Speaking during the training, Mr. Callistus Ntongowa, Deputy Executive Director of GHSS and Coordinator of the RISLNET West African Project, noted, “In April, our team carried out a baseline assessment of all the six reference laboratories represented here today and identified the gaps they are experiencing within the context of the laboratory management system. This SLMTA training workshop was designed to fill in these gaps. Our ambition is to carry all 6 laboratories to a level of 5 stars, which will take them towards accreditation. We will be working very closely to see that this is achieved by the end of this programme.

Dr. Zohoum Alban, representing the Benin Minister of Health at the SLMTA training, said Benin’s Ministry of Health supports the programme because it can advance laboratory quality management systems in his country and the African continent.

Laboratory managers, technicians, and biologists in the SLMTA programme acknowledged that the training had come at the opportune moment. “There are aspects of the accreditation process that we did not know and others that we knew but did not know how to approach.  This training has provided us with the necessary guides on how to approach these, and the skills and knowledge necessary to speed up the accreditation of public health laboratories in our home country.” -Mr.  Fernandes Varela Isaias, Laboratories Focal Point at the National Public Health Institute, Cape Verde.  

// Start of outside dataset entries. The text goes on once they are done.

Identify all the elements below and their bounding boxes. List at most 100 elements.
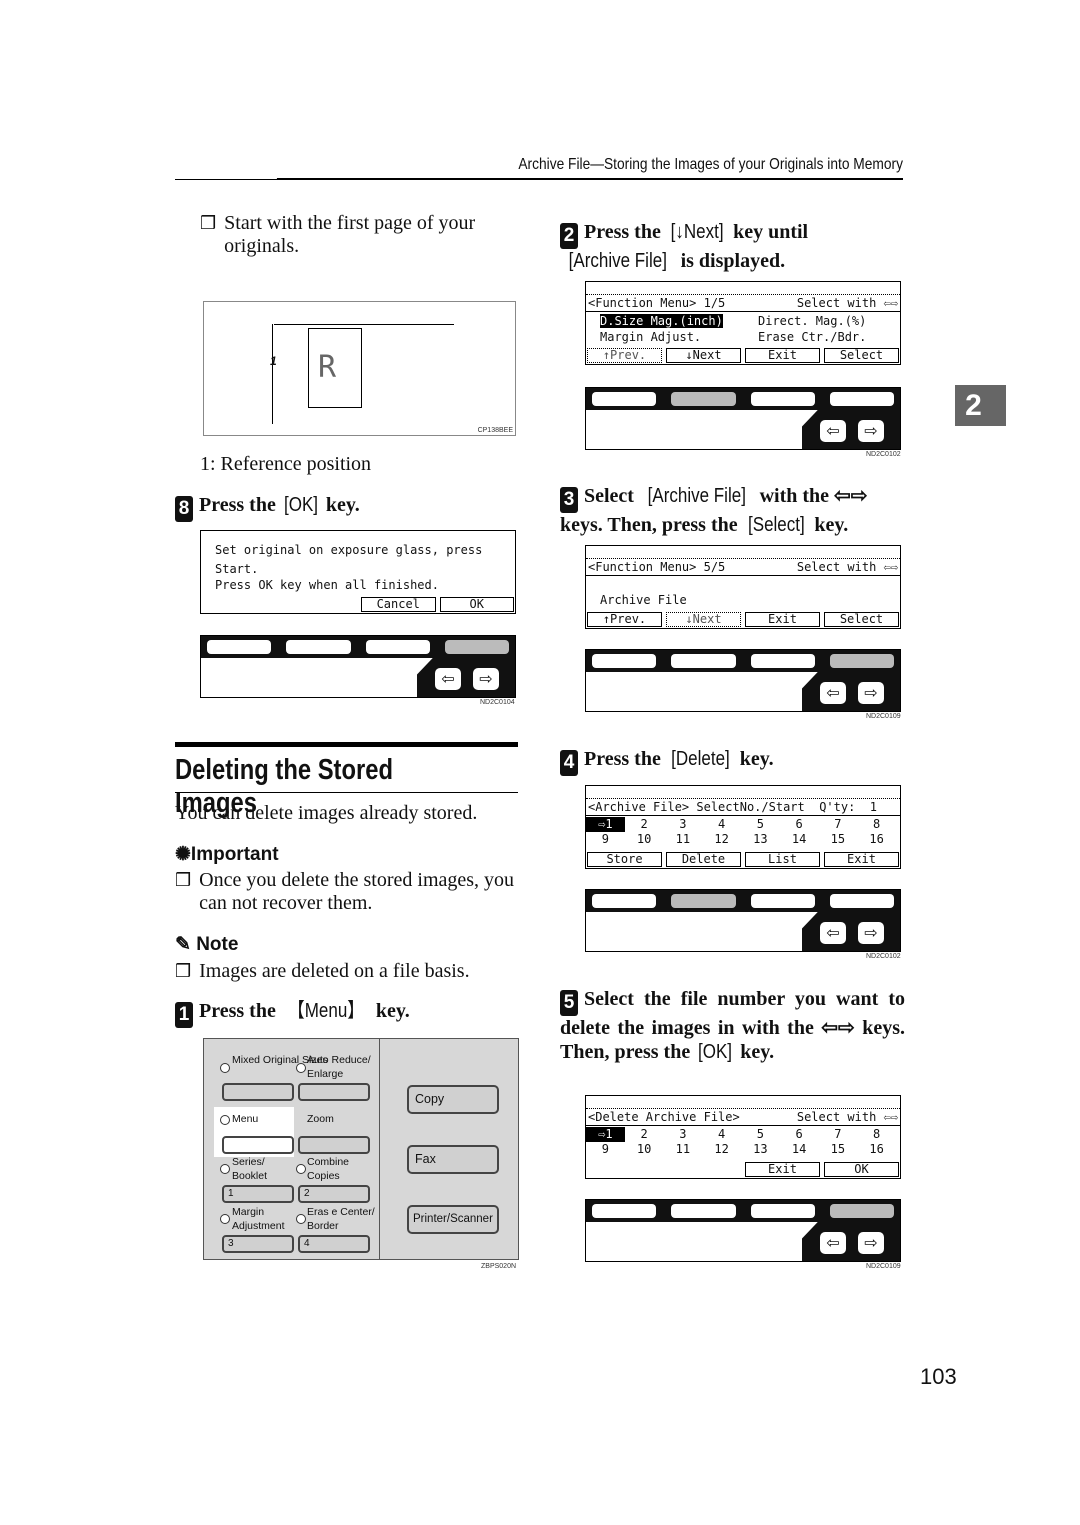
selection-key[interactable] (592, 654, 657, 668)
selection-key-pressed[interactable] (829, 1204, 894, 1218)
erase-center-border-key[interactable]: 4 (298, 1235, 370, 1253)
selection-key[interactable] (592, 392, 657, 406)
left-arrow-key-icon[interactable]: ⇦ (820, 1232, 846, 1254)
list-button[interactable]: List (745, 852, 820, 867)
exit-button[interactable]: Exit (745, 1162, 820, 1177)
left-arrow-key-icon[interactable]: ⇦ (435, 668, 461, 690)
file-number-selected[interactable]: ⇨1 (586, 1127, 625, 1142)
file-number[interactable]: 11 (664, 832, 703, 847)
selection-key[interactable] (365, 640, 430, 654)
selection-key-pressed[interactable] (671, 392, 736, 406)
file-number[interactable]: 15 (819, 832, 858, 847)
selection-key[interactable] (592, 1204, 657, 1218)
next-button[interactable]: ↓Next (666, 612, 741, 627)
file-number[interactable]: 16 (857, 832, 896, 847)
exit-button[interactable]: Exit (745, 348, 820, 363)
menu-item[interactable]: Erase Ctr./Bdr. (758, 330, 866, 345)
cancel-button[interactable]: Cancel (361, 597, 436, 612)
exit-button[interactable]: Exit (745, 612, 820, 627)
file-number[interactable]: 3 (664, 817, 703, 832)
ok-button[interactable]: OK (824, 1162, 899, 1177)
file-number[interactable]: 5 (741, 817, 780, 832)
file-number[interactable]: 11 (664, 1142, 703, 1157)
step-1: 1 Press the 【Menu】 key. (175, 999, 410, 1028)
combine-copies-key[interactable]: 2 (298, 1185, 370, 1203)
select-button[interactable]: Select (824, 612, 899, 627)
selection-key[interactable] (829, 392, 894, 406)
right-arrow-key-icon[interactable]: ⇨ (473, 668, 499, 690)
file-number[interactable]: 6 (780, 1127, 819, 1142)
file-number[interactable]: 5 (741, 1127, 780, 1142)
selection-key[interactable] (207, 640, 272, 654)
menu-item[interactable]: Direct. Mag.(%) (758, 314, 866, 329)
step-8: 8 Press the [OK] key. (175, 493, 360, 522)
prev-button[interactable]: ↑Prev. (587, 612, 662, 627)
file-number[interactable]: 2 (625, 817, 664, 832)
file-number-selected[interactable]: ⇨1 (586, 817, 625, 832)
file-number[interactable]: 4 (702, 817, 741, 832)
figure-code: ND2C0102 (866, 953, 901, 960)
file-number[interactable]: 14 (780, 832, 819, 847)
delete-button[interactable]: Delete (666, 852, 741, 867)
file-number[interactable]: 10 (625, 1142, 664, 1157)
exit-button[interactable]: Exit (824, 852, 899, 867)
right-arrow-key-icon[interactable]: ⇨ (858, 922, 884, 944)
printer-scanner-key[interactable]: Printer/Scanner (407, 1205, 499, 1234)
file-number[interactable]: 13 (741, 1142, 780, 1157)
fax-key[interactable]: Fax (407, 1145, 499, 1174)
selection-key[interactable] (750, 1204, 815, 1218)
prev-button[interactable]: ↑Prev. (587, 348, 662, 363)
file-number[interactable]: 10 (625, 832, 664, 847)
selection-key[interactable] (750, 392, 815, 406)
next-button[interactable]: ↓Next (666, 348, 741, 363)
selection-key-pressed[interactable] (671, 894, 736, 908)
file-number[interactable]: 14 (780, 1142, 819, 1157)
menu-item-selected[interactable]: D.Size Mag.(inch) (600, 314, 723, 328)
ok-button[interactable]: OK (439, 597, 514, 612)
right-arrow-key-icon[interactable]: ⇨ (858, 682, 884, 704)
figure-code: ND2C0109 (866, 1263, 901, 1270)
selection-key[interactable] (286, 640, 351, 654)
left-arrow-key-icon[interactable]: ⇦ (820, 922, 846, 944)
selection-key[interactable] (671, 654, 736, 668)
menu-item-archive-file[interactable]: Archive File (600, 593, 687, 608)
file-number[interactable]: 16 (857, 1142, 896, 1157)
left-arrow-key-icon[interactable]: ⇦ (820, 420, 846, 442)
file-number[interactable]: 6 (780, 817, 819, 832)
right-arrow-key-icon[interactable]: ⇨ (858, 1232, 884, 1254)
selection-key[interactable] (750, 654, 815, 668)
mixed-original-sizes-key[interactable] (222, 1083, 294, 1101)
file-number[interactable]: 8 (857, 1127, 896, 1142)
selection-key[interactable] (592, 894, 657, 908)
file-number[interactable]: 2 (625, 1127, 664, 1142)
menu-key[interactable] (222, 1136, 294, 1154)
figure-code: ZBPS020N (481, 1263, 517, 1270)
margin-adjustment-key[interactable]: 3 (222, 1235, 294, 1253)
key-label: Menu (232, 1113, 259, 1125)
right-arrow-key-icon[interactable]: ⇨ (858, 420, 884, 442)
file-number[interactable]: 3 (664, 1127, 703, 1142)
file-number[interactable]: 15 (819, 1142, 858, 1157)
selection-key-pressed[interactable] (829, 654, 894, 668)
selection-key-pressed[interactable] (444, 640, 509, 654)
select-button[interactable]: Select (824, 348, 899, 363)
store-button[interactable]: Store (587, 852, 662, 867)
file-number[interactable]: 13 (741, 832, 780, 847)
copy-key[interactable]: Copy (407, 1085, 499, 1114)
selection-key[interactable] (671, 1204, 736, 1218)
file-number[interactable]: 9 (586, 832, 625, 847)
file-number[interactable]: 7 (819, 1127, 858, 1142)
menu-item[interactable]: Margin Adjust. (600, 330, 701, 345)
selection-key[interactable] (829, 894, 894, 908)
file-number[interactable]: 4 (702, 1127, 741, 1142)
file-number[interactable]: 12 (702, 1142, 741, 1157)
file-number[interactable]: 8 (857, 817, 896, 832)
file-number[interactable]: 9 (586, 1142, 625, 1157)
zoom-key[interactable] (298, 1136, 370, 1154)
auto-reduce-enlarge-key[interactable] (298, 1083, 370, 1101)
selection-key[interactable] (750, 894, 815, 908)
series-booklet-key[interactable]: 1 (222, 1185, 294, 1203)
file-number[interactable]: 7 (819, 817, 858, 832)
file-number[interactable]: 12 (702, 832, 741, 847)
left-arrow-key-icon[interactable]: ⇦ (820, 682, 846, 704)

On a similar note, Dr. Denon Yves Eric, Head of Division for Laboratory at the National Public Health, Cotonou-Benin, noted that “during the baseline assessment of the National public health lab of Benin for which I work, using the SLIPTA Check List, our lab scored zero stars. So, there are a lot of gaps for us to fill and this training serves as a great opportunity for us to learn and correct them. We have come up with a plan to implement that which we have learnt here so that when the team will be coming for another evaluation, our performance would have improved, and we will be moving towards accreditation.

Participants from reference laboratories in Liberia, Sierra Leone, Mali and Togo all reported that they had gathered significant knowledge and guidance that will be implemented to improve their laboratories’ quality management systems and prepare them for ISO 15189 Accreditation.

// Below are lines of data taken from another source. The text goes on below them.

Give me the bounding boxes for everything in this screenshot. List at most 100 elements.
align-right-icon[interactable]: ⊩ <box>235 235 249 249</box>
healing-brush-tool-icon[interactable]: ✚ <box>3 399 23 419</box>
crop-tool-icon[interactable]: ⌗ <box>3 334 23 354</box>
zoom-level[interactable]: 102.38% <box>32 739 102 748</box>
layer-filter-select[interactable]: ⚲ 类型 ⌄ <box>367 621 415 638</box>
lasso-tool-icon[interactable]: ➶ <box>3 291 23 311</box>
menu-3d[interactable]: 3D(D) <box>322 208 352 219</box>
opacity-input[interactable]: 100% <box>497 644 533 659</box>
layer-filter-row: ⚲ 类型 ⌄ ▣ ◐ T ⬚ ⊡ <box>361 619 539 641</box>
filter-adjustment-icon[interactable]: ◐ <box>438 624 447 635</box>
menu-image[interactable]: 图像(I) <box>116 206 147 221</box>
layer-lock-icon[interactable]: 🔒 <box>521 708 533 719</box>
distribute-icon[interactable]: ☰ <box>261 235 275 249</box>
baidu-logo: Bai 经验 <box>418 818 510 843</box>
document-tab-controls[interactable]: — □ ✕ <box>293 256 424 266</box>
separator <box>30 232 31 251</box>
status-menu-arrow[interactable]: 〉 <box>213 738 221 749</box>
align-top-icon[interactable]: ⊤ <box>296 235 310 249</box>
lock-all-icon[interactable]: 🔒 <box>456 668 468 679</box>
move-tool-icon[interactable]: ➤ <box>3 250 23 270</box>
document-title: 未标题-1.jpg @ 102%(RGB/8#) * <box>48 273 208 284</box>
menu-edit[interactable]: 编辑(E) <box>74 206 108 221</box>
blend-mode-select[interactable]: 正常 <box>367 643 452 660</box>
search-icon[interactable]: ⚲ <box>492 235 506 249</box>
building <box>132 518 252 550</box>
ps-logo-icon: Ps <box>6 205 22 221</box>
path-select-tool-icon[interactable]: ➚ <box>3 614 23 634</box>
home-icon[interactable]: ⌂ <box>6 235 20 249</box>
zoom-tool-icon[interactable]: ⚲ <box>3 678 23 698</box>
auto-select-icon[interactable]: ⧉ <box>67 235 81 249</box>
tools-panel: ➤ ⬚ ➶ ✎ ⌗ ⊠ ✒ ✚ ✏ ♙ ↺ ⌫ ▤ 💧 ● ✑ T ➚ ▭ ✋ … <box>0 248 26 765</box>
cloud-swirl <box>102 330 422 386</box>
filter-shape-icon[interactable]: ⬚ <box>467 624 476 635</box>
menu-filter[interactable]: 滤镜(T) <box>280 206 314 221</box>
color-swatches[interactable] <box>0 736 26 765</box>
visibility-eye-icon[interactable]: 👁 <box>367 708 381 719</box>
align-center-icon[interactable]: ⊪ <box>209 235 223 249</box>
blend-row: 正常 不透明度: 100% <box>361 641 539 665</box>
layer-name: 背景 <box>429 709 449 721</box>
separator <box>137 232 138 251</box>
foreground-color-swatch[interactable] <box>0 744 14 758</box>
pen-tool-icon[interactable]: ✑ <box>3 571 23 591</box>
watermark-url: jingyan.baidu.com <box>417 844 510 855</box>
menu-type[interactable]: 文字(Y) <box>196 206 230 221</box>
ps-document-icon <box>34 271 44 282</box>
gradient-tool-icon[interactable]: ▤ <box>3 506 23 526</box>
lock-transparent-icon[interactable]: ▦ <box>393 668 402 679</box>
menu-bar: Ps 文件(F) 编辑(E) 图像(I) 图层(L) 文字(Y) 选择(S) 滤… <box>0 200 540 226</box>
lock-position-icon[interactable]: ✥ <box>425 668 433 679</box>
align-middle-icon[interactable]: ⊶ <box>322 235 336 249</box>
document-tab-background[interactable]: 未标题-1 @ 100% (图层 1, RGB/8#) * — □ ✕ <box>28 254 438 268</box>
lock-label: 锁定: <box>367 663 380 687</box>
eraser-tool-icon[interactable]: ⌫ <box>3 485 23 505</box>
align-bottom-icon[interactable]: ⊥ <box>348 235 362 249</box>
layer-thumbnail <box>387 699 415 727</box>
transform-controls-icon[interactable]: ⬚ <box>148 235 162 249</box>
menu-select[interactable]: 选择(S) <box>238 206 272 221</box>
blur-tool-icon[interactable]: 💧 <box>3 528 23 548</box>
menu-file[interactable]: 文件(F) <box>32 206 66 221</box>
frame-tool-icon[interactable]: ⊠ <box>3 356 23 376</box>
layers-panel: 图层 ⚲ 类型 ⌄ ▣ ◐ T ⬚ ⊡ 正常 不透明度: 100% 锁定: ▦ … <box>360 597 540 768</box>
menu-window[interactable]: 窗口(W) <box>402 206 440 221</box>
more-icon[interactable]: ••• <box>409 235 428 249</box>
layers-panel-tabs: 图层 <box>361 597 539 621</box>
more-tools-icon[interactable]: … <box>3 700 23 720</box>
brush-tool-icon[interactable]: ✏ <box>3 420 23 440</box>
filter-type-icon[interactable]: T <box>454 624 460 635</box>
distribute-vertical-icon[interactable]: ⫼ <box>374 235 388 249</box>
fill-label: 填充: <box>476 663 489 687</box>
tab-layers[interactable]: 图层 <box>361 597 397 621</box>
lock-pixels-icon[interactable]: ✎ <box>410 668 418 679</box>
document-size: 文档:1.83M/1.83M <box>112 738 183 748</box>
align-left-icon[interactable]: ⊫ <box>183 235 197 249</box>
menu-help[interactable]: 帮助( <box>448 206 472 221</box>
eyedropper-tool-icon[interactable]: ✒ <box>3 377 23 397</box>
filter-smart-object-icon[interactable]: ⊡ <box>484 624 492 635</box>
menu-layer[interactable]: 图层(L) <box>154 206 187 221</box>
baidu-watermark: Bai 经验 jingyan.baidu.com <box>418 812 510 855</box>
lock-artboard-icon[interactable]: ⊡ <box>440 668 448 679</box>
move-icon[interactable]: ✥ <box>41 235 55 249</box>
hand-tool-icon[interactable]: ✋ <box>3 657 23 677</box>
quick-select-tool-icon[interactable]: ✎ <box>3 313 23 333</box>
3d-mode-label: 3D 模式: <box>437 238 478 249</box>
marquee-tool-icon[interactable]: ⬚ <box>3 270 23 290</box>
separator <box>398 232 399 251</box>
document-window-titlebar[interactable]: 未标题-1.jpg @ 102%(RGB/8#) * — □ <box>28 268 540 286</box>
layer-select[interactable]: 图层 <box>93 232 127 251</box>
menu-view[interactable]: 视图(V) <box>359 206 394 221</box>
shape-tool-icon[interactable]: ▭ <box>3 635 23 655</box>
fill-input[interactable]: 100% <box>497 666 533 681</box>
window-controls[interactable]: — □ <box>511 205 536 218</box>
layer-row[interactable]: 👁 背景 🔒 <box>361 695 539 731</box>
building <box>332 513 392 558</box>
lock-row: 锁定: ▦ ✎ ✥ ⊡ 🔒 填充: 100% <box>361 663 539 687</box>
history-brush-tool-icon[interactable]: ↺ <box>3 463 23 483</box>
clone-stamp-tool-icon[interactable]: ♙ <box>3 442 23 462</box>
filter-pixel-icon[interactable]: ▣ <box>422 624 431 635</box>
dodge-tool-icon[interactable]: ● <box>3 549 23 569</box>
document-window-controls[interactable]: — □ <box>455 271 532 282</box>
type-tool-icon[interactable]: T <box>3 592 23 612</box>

SLMTA Master Trainer and Programme Coordinator at GHSS, Mr. Fon Sylvanus, spoke to the need for leadership within laboratories and in the government, noting that “management support at high levels, even the Ministry of Health, is key in the accreditation process. It might become very challenging for the process to progress if what the laboratory manager or technician proposes is not taken into consideration by hierarchy.”

The RISLNET West African Project Coordinator highlighted the reality of the time it takes to experience meaningful change, noting that it will take about 2 to 4 years for each reference laboratory to sail through to accreditation. Mr. Ntongawa further stated that there is a need for sustained funding to drive improvements; “We pray to have continuous funding to keep supporting these reference laboratories and their staff so that at the end of the programme, we should have boasted of taking if not all, 50 to 60% of the labs to accreditation.”

The laboratory professionals were each given “improvement projects” to implement in the reference laboratories of their respective home countries. The SLMTA trainers are expected to visit these laboratories 3 weeks after the SLMTA 1 training to ensure that the trainees can begin implementing the “improvement project” in their laboratories. This will be followed by continuous mentorship and a second SLMTA training, which will be organized in three months.